At the beginning of the study, 32 per cent reported never having attended school. At the three-year mark, over 80 per cent said they had trouble reading, writing, doing simple math and using money. More than 60 per cent could not read their own name.

The researchers note that for the first time in history, people with intellectual disability are growing old in considerable numbers.

I'm grateful that such a large, rigorous study is shining a light on this marginalized population.

But its results cast a shadow on my hopes for Ben's future.


Watching Ben climb the stairs with his dad on Monday I was happy that he had a co-op placement at Tim Horton’s, that he was wearing the standard button-down shirt despite his sensory aversion, and that son and dad were so pleased to see each other.

Ben prefers it when his dad waits at the end of the bus ride. Sometimes when I pick him up he’ll pretend to snap his fingers in a gesture of “darn.”

“I know,” I’ll say. “I’m your second favourite.”

I recognize we’re incredibly lucky that we have one more year for Ben in the school system, and that he is doing co-op five days a week: two days at Tim Horton’s and three days at Variety Village, the adapted gym. He has an assistant who goes with him. This allows D’Arcy and I to work regular hours.  


But at 21 our children lose the learning stimulation, routine and social connections of school, with nothing to replace them. Hiring workers to support your adult child can be extremely expensive. And you may be starting at ground zero to organize activities that are meaningful for your child.

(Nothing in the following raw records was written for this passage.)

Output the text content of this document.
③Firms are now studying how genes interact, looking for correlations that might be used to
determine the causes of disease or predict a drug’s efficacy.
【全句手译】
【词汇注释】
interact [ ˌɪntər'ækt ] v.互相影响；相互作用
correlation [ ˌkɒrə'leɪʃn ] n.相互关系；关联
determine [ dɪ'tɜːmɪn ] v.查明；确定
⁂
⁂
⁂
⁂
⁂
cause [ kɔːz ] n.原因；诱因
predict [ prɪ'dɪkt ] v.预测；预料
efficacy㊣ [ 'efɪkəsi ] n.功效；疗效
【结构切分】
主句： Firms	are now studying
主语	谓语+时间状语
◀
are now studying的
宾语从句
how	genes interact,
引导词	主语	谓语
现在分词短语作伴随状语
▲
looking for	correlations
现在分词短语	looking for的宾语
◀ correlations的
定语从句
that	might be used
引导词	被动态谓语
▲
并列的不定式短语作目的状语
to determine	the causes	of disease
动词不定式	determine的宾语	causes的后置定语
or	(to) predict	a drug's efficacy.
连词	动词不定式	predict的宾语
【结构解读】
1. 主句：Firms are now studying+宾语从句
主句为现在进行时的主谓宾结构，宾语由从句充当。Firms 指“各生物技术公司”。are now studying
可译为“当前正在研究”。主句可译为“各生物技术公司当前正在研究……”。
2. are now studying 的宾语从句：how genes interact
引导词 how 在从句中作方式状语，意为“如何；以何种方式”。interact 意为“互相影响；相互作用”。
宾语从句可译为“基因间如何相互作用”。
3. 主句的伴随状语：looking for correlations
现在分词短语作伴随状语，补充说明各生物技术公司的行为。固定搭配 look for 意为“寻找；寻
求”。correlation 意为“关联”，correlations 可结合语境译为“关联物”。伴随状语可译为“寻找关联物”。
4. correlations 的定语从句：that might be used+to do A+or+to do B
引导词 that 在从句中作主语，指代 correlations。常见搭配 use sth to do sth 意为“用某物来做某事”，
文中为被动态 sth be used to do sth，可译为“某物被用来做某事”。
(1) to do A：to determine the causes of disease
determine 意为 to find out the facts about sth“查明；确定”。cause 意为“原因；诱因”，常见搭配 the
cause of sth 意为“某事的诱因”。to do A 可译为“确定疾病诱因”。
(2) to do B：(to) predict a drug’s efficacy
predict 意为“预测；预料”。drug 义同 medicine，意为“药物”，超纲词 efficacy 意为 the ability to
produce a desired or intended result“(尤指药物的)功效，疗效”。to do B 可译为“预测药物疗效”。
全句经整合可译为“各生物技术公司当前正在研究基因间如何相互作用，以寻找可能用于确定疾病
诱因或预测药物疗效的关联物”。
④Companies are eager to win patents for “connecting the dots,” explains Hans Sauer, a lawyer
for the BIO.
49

We have a small group of workers, family and friends who met last weekend as a follow-up to a life-plan day we did with Ben, where we looked at his goals for the future and how we can support him. I hope we can come up with a mix of activities for him when he graduates that may include part-time work and a day program. People like my son deserve a better future.


I'm not convinced that the Irish study will result in richer lives for the seniors studied. I don't think the average person is concerned with, or willing to invest in, the happiness of people with disabilities. How can we change that?